La démocratie vacille en Serbie

À Belgrade, Novi Sad, Kragujevac ou encore Kruševac, les manifestant·e·s occupent les rues et les universités depuis novembre, dénonçant un pouvoir de plus en plus autoritaire. Face à eux·elles, un président inflexible, refusant toute initiative de sortie de crise.

Une escalade des tensions

Le 1er novembre 2024, l’effondrement de l’auvent récemment rénové de la gare de Novi Sad provoque la mort de 16 personnes. Très vite, la population pointe du doigt la corruption généralisée et le sous-investissement chronique dans les infrastructures. Ce drame agit comme un détonateur : la colère monte, les grandes villes s’embrasent, et un large mouvement de protestation prend forme. Les manifestations, menées principalement par des étudiant·e·s, s’articulent autour de huit piliers revendicatifs : liberté, justice, dignité, État, jeunesse, solidarité, savoir, avenir.

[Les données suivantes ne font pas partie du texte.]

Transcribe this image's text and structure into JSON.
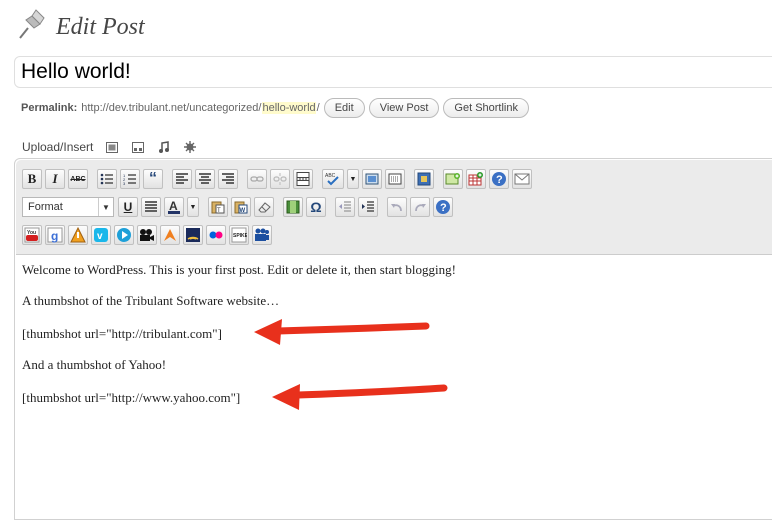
{
  "header": {
    "title": "Edit Post"
  },
  "post": {
    "title_value": "Hello world!"
  },
  "permalink": {
    "label": "Permalink:",
    "base": "http://dev.tribulant.net/uncategorized/",
    "slug": "hello-world",
    "trail": "/",
    "edit_button": "Edit",
    "view_button": "View Post",
    "shortlink_button": "Get Shortlink"
  },
  "upload": {
    "label": "Upload/Insert"
  },
  "toolbar": {
    "format_select": "Format"
  },
  "content": {
    "line1": "Welcome to WordPress. This is your first post. Edit or delete it, then start blogging!",
    "line2": "A thumbshot of the Tribulant Software website…",
    "line3": "[thumbshot url=\"http://tribulant.com\"]",
    "line4": "And a thumbshot of Yahoo!",
    "line5": "[thumbshot url=\"http://www.yahoo.com\"]"
  },
  "colors": {
    "arrow": "#e8301c",
    "slug_highlight": "#fffbcc"
  }
}
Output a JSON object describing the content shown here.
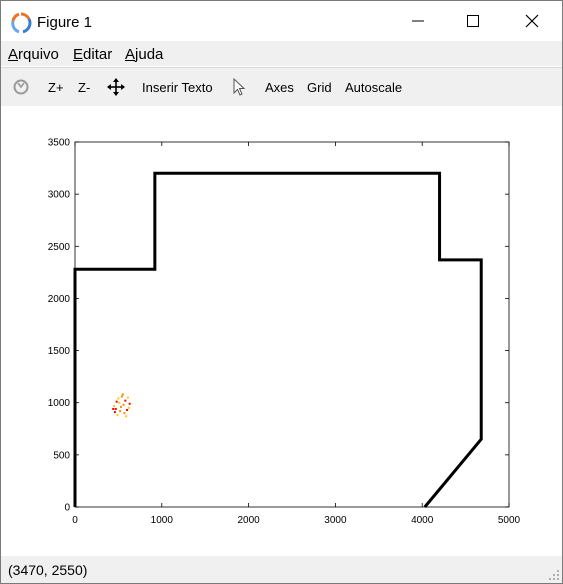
{
  "window": {
    "title": "Figure 1"
  },
  "menu": [
    {
      "label": "Arquivo"
    },
    {
      "label": "Editar"
    },
    {
      "label": "Ajuda"
    }
  ],
  "toolbar": {
    "rotate_icon": "rotate-icon",
    "zoom_in": "Z+",
    "zoom_out": "Z-",
    "pan_icon": "pan-icon",
    "insert_text": "Inserir Texto",
    "select_icon": "pointer-icon",
    "axes": "Axes",
    "grid": "Grid",
    "autoscale": "Autoscale"
  },
  "status": {
    "coords": "(3470, 2550)"
  },
  "chart_data": {
    "type": "line",
    "title": "",
    "xlabel": "",
    "ylabel": "",
    "xlim": [
      0,
      5000
    ],
    "ylim": [
      0,
      3500
    ],
    "x_ticks": [
      "0",
      "1000",
      "2000",
      "3000",
      "4000",
      "5000"
    ],
    "y_ticks": [
      "0",
      "500",
      "1000",
      "1500",
      "2000",
      "2500",
      "3000",
      "3500"
    ],
    "grid": false,
    "series": [
      {
        "color": "#000000",
        "points": [
          [
            0,
            0
          ],
          [
            0,
            2280
          ],
          [
            920,
            2280
          ],
          [
            920,
            3200
          ],
          [
            4200,
            3200
          ],
          [
            4200,
            2370
          ],
          [
            4680,
            2370
          ],
          [
            4680,
            650
          ],
          [
            4030,
            0
          ]
        ]
      },
      {
        "type": "scatter",
        "colors": [
          "#ff0000",
          "#ffcc00",
          "#ff8800"
        ],
        "center": [
          540,
          960
        ],
        "points": [
          [
            470,
            940
          ],
          [
            510,
            1000
          ],
          [
            560,
            980
          ],
          [
            600,
            930
          ],
          [
            490,
            880
          ],
          [
            540,
            1060
          ],
          [
            580,
            1020
          ],
          [
            450,
            970
          ],
          [
            520,
            920
          ],
          [
            630,
            990
          ],
          [
            500,
            1040
          ],
          [
            570,
            900
          ],
          [
            460,
            910
          ],
          [
            610,
            1050
          ],
          [
            530,
            960
          ],
          [
            480,
            1010
          ],
          [
            590,
            870
          ],
          [
            550,
            1080
          ],
          [
            440,
            940
          ],
          [
            620,
            950
          ]
        ]
      }
    ]
  }
}
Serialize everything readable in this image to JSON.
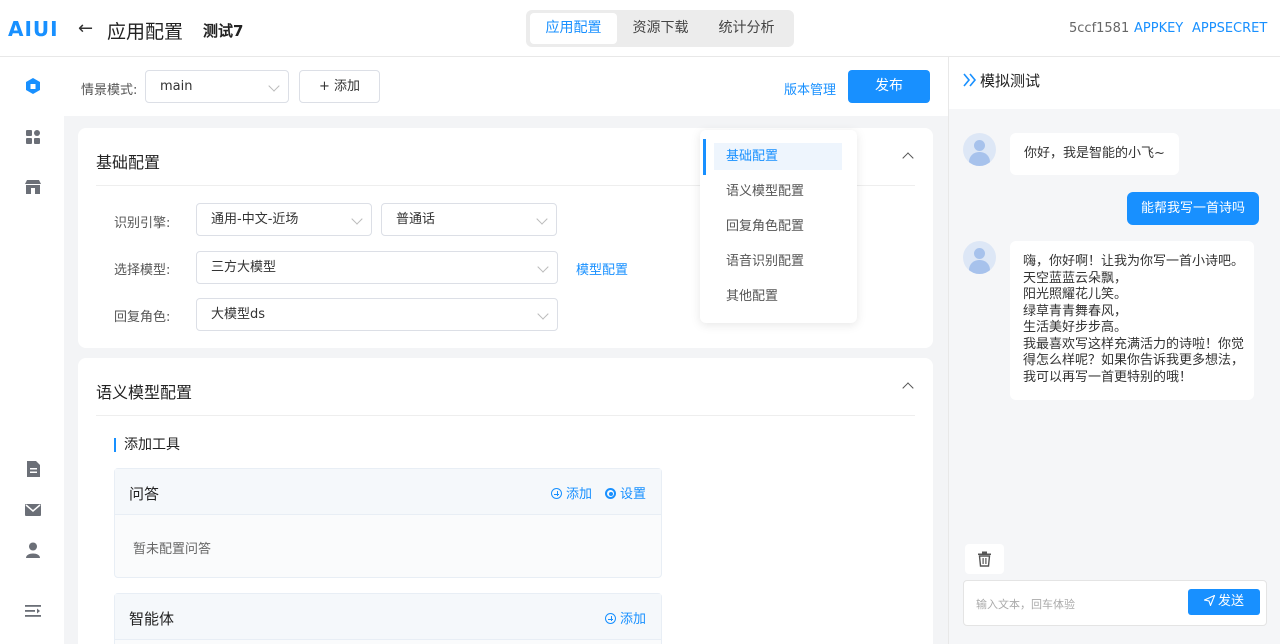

Ils réclament un véritable État de droit, la fin de la corruption du gouvernement d’Aleksandar Vučić, ainsi que la libération des militant·e·s emprisonné·e·s. Contrairement à beaucoup de manifestations dans des pays voisins, les drapeaux européens sont rares car pour la jeunesse serbe, l’Union Européenne les a abandonnés dans cette lutte. Parti de Belgrade, le mouvement s’est rapidement propagé dans tout le pays, avec des blocages routiers et des marches reliant différentes villes. Des dizaines de milliers de personnes y participent, soutenues par une population qui fournit nourriture et assistance logistique.

 

Les étudiant·e·s en première ligne

Les universités sont désormais les bastions du mouvement. Les étudiant·e·s y ont instauré de véritables micro-sociétés autogérées, avec des ateliers d’auto-éducation, des cantines populaires, et des espaces de réflexion collective. En guise de réponse, le gouvernement reste sourd, cherchant plutôt à discréditer le mouvement en l’accusant d’organiser une tentative de coup d’État. Le 15 mars marque un tournant : plus de 300 000 personnes défilent dans les rues de Belgrade pour dénoncer la corruption — soit un sixième de la population du pays. À l’échelle de la Belgique, cela équivaudrait à une manifestation de 2 millions de personnes ; en France, à 11 millions. Les étudiant·e·s ont proposé des élections anticipées pour juin, dans un esprit d’apaisement. Le président Vučić a sèchement rejeté l’idée, déclarant qu’il n’y consentirait « que s’il devait y laisser la vie ».